I recently made the argument for and against the Democrats pressing ahead with a hard-left, “eat the rich” kind of economic populism after losing the 2024 election to Donald Trump. Healthcare reform could be the kind of lightning rod issue that Republicans can’t answer.
Maybe the new Republican party would roll with the punches. Donald Trump has ever worried about a medical bill in his life, but JD Vance has. And Donald Trump is astute enough to know his base has does.
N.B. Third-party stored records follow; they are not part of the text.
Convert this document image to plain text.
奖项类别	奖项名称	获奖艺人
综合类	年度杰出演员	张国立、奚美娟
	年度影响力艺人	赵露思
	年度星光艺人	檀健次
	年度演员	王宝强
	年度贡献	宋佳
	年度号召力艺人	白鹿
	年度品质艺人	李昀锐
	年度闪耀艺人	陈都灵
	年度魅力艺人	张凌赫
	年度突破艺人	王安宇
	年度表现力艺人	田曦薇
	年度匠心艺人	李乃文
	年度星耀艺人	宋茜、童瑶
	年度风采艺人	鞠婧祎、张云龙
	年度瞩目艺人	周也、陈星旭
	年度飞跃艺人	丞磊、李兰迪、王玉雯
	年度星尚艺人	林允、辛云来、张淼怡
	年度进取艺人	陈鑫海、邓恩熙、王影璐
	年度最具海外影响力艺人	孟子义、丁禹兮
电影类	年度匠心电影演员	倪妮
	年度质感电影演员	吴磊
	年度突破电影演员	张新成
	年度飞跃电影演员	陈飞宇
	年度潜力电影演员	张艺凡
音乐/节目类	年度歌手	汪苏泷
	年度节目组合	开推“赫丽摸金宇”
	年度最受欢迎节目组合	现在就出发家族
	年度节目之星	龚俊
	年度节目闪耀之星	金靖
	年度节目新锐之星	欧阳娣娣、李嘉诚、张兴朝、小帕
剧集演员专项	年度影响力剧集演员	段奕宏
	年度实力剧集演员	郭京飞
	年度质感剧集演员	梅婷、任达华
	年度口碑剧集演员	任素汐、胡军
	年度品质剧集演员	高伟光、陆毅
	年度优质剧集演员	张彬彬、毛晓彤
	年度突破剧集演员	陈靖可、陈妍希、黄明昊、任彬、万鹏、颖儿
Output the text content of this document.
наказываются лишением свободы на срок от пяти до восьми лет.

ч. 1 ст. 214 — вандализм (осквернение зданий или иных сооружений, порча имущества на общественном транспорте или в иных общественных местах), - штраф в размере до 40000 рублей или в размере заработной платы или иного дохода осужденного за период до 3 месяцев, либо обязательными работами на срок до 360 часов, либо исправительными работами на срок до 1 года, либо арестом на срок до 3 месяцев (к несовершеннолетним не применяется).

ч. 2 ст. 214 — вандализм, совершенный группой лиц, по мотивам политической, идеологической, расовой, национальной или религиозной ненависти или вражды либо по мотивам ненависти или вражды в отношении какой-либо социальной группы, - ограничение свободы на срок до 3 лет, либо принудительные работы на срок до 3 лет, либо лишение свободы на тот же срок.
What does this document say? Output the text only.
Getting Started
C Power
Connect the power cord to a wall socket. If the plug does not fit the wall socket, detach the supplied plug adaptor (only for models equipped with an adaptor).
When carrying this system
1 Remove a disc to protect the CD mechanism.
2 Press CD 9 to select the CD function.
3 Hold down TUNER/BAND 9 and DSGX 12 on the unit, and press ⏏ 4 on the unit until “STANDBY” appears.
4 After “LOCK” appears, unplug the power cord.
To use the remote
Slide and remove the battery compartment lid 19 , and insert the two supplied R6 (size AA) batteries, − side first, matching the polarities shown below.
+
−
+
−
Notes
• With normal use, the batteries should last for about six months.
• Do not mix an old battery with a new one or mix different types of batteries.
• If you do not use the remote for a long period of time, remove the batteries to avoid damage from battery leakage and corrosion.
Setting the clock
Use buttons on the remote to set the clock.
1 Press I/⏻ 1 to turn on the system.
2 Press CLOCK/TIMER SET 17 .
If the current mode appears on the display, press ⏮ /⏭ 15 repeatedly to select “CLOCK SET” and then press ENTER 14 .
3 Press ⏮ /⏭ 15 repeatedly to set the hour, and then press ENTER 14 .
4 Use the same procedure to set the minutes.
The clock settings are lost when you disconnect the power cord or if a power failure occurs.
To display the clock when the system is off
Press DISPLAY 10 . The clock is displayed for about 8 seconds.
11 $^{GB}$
I’ve heard Trump fans allege he would confront Big Pharma. All said and done, he did more for their bottom line than any president in my lifetime (Trump or maybe George W. Bush). At some point you have to deliver on economic populism. Eventually anybody will see through bullshit.
I opposed Donald Trump’s movement from the beginning, but it’s important to set the example and show that we moderates are willing to see what he can do to improve the nation. He may be the crusader for the common man many people believe he is, the perfect leader uniquely placed to drag Republicans away from the corporate status quo. Let’s see if the new Republican Party can walk the walk.
There are many ways to skin a cat, but in the end we’re talking about a guaranteed public option. “Health care: America vs. the World” offers a good look at systems in Canada, UK, Australia, Taiwan and Switzerland.
There are tradeoffs. I’m always loathe to say any issue is all so simple because it’s good vs. evil and we just need to choose good and afterward everything will be fine. But it’s clear that our healthcare system is a mess, and a lot of people aren’t happy.
Maybe nothing happens as usual, but the outpouring of support for a murderer feels very different. Feels like something real is underneath. Is this assassination a canary in the coalmine for healthcare?